The complaint alleged that on June 30, 1946, the defendant in a public street "did accost and annoy one Margaret Russo, a person of the opposite sex, with certain offensive acts and language.” The defendant has insisted throughout that this complaint alleges no crime, and that his conviction was unlawful.
The statute involved is G. L. (Ter. Ed.) c. 272, § 53, as it appears in St. 1943, c. 377. So far as it relates to the crime apparently intended to be charged this section reads "... persons who with offensive and disorderly act or language accost or annoy persons of the opposite sex . . . may be punished . . . .” It will be noted that the complaint charges only offensive acts and language, whereas the statute in its present form, if literally construed, requires that the acts or language be both offensive and disorderly.
Section 53 has had a long history through the times of the *295Province and of the Commonwealth. See Commonwealth v. Diamond, 248 Mass. 511. This history, like that of many other statutes, was partly one of accretion until the revision of the section by St. 1943, c. 377. By that time the section had come to include about a dozen offences of more or less similar nature. The provision as to accosting or annoying persons of the opposite sex was inserted by St. 1914, c. 743. As enacted, that provision used the words “offensive or disorderly act or language” and applied only “in public places.” Since the words “offensive or disorderly” were used in the disjunctive form, the complaint in this case would have been correct under the statute as it then stood. With the statute in that form, it would not be altogether easy to define exactly what acts or language in a public place would be “offensive” in the sense in which that word must have been employed without being also in some degree “disorderly” in the legal sense. Nevertheless, the Legislature of 1914 used both words, and tautology is not readily imputed to the Legislature. Commonwealth v. McCaughey, 9 Gray, 296. Hinckley v. Retirement Board of Gloucester, 316 Mass. 496, 500.

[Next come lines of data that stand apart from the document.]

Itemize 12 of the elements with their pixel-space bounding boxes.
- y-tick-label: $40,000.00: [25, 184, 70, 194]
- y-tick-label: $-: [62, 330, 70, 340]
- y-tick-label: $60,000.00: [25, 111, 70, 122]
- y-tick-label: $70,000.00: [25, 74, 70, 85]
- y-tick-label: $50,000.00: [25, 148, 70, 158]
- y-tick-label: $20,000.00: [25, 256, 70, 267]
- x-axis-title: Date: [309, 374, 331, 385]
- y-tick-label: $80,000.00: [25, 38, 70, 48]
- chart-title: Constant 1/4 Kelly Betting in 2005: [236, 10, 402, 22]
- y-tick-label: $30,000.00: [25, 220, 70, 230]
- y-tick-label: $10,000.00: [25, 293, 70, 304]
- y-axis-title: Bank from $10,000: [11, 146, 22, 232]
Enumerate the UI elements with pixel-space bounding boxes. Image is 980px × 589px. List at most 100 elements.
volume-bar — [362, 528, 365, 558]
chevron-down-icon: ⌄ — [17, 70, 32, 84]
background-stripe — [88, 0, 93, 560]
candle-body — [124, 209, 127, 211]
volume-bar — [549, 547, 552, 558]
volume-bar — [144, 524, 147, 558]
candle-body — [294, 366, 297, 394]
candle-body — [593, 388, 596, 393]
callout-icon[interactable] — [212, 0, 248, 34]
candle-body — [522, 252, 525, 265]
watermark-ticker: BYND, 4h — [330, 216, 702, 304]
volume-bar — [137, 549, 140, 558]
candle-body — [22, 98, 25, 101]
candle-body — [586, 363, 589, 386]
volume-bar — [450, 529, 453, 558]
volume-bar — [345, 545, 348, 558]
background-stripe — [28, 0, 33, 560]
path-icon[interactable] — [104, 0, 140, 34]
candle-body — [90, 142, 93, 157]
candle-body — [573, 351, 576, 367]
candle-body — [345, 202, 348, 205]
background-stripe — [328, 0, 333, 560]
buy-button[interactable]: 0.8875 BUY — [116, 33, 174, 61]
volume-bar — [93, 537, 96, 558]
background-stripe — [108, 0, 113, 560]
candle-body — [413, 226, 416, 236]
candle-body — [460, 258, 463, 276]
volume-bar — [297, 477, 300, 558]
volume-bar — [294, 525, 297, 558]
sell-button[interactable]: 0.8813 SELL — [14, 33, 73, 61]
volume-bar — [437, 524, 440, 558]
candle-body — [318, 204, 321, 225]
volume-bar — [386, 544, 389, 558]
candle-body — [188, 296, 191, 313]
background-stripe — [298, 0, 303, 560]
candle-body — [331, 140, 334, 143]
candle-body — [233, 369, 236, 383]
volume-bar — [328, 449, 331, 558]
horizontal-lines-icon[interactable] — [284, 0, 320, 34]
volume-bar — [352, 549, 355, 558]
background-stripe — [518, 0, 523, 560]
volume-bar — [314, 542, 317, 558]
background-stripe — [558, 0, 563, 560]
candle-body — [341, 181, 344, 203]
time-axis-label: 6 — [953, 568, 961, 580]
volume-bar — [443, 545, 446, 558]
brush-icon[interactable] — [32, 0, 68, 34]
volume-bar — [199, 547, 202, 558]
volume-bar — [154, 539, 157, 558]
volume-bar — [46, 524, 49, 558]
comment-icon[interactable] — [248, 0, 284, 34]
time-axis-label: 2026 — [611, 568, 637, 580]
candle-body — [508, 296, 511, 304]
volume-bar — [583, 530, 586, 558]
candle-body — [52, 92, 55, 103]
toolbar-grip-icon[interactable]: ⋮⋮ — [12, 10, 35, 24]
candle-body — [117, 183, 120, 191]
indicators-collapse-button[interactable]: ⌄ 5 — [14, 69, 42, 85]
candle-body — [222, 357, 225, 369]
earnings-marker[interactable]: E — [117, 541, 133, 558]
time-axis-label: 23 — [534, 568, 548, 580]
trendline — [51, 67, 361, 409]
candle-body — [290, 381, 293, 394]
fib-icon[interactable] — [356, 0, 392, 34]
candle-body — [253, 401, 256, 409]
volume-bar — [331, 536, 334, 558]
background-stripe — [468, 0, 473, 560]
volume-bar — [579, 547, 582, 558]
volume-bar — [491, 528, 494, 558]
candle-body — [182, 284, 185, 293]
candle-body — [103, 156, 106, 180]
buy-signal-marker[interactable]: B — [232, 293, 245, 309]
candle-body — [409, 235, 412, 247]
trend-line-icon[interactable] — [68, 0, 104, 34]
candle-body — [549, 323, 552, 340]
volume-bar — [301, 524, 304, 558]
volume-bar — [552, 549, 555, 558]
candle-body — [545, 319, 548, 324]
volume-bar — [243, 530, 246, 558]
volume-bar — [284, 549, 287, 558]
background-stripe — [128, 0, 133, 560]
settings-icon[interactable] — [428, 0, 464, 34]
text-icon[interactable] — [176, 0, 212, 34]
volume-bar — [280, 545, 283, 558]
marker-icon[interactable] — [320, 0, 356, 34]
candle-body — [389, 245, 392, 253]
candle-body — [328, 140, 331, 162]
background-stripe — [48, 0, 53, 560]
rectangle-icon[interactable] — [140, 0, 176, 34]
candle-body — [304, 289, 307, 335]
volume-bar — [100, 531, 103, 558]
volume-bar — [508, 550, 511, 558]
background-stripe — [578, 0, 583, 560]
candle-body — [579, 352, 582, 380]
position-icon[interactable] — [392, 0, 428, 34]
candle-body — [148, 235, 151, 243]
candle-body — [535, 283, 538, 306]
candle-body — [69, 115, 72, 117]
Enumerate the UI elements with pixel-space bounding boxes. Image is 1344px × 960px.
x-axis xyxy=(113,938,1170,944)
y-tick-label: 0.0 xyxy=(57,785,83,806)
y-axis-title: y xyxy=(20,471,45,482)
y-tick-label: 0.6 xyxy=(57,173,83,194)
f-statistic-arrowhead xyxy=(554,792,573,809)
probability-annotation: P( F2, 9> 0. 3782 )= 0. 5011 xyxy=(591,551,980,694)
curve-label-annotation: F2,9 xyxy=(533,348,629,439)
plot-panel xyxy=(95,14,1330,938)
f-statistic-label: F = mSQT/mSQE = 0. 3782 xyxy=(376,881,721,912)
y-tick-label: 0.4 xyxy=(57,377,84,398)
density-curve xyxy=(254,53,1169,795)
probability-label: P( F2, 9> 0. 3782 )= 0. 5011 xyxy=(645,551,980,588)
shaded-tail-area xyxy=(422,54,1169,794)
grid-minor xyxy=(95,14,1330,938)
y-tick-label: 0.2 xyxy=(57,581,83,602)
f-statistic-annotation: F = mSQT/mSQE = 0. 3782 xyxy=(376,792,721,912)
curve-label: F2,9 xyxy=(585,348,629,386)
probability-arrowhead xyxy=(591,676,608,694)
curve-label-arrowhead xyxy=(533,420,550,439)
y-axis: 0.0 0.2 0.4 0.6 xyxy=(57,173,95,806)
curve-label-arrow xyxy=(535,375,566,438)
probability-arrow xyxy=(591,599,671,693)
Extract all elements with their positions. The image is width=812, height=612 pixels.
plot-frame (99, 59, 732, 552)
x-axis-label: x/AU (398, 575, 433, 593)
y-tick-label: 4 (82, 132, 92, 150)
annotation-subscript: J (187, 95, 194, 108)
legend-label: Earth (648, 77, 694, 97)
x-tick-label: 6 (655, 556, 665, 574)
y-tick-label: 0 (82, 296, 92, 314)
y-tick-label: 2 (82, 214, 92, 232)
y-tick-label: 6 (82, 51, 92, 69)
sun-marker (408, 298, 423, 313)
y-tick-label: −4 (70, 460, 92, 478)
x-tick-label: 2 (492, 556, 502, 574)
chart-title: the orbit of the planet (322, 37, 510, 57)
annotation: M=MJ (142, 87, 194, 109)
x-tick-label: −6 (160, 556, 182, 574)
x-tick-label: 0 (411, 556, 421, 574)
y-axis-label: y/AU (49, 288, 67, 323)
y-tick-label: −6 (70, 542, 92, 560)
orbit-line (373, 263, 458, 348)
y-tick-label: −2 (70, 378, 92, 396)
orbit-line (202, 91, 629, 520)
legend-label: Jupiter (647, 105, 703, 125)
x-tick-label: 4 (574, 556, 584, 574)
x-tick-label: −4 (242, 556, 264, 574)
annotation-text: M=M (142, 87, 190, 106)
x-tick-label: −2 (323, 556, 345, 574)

But whatever would have been the construction of the word “offensive” and of the word “disorderly” in the part of the section with which we are now principally concerned before the enactment of St. 1943, c. 377, it is plain that the act of 1943 accomplished a revision of the entire section, and that its purpose was to simplify, to clarify, to modernize, and to make more precise an ancient statute some of the terms of which were difficult to define and had come to have a flavor of obsolescence. To this end the new statute omitted all reference to “rogues and vagabonds,” to “persons who use any juggling or unlawful games or plays,” to “common pipers and fiddlers,” to “pilferers,” and to “persons who neglect their calling or employment or who misspend what they earn and do not provide for themselves,” and although it retained the general class of “idle and disorderly persons,” it no longer expressly defined that class as including “persons who neglect all lawful business and habitually misspend their time by frequenting houses of ill fame, gaming houses *296or tippling shops.” It added to the list of offenders “disturbers of the peace,” “keepers of noisy and disorderly houses,” and “persons guilty of indecent exposure.” 1 It simplified the penal provisions and to some extent mitigated the possible penalty. The new statute, in dealing with the offence of accosting or annoying persons of the opposite sex, not only, as already stated, changed “or” to “and” between the words “offensive” and “disorderly,” but it also omitted all reference to “public places,” so that the offence may now be committed even within the walls of a private residence. We think that in view of the general clarifying object which induced the enactment of the 1943 revision — an object which seems to have included the particular offence with which we are here concerned — and in view of the extension of the field within which this particular offence may be committed to include all places, public or private, the present statute must be construed exactly as written. We think that “offensive” and “disorderly” have different meanings, and that to come within the prohibition of the statute the accosting and annoying must be both “offensive” and “disorderly.” See Central Trust Co. v. Howard, 275 Mass. 153, 158; Meunier’s Case, 319 Mass. 421, 423. And we do not feel called upon at this time to define the precise meaning of either word.
We are therefore of opinion that the defendant is right in his contention that the complaint, which charges him only with acts and language which were “offensive” but does not allege that such acts and language were “disorderly,” does not charge him with a crime. The exceptions must be sustained, and the complaint dismissed. G. L. (Ter. Ed.) c. 211, § 8. Commonwealth v. Andler, 247 Mass. 580. Commonwealth v. Bracy, 313 Mass. 121. Commonwealth v. Akmakjian, 316 Mass. 97, 100, 103.
So ordered.
None of these three was previously a distinct statutory crime. Commonwealth v. Harris, 101 Mass. 29. Commonwealth v. Goodall, 165 Mass. 588. Commonwealth v. Broadland, 315 Mass. 20. But see forms of indictments in G. L. (Ter. Ed.) c. 277, at page 3250.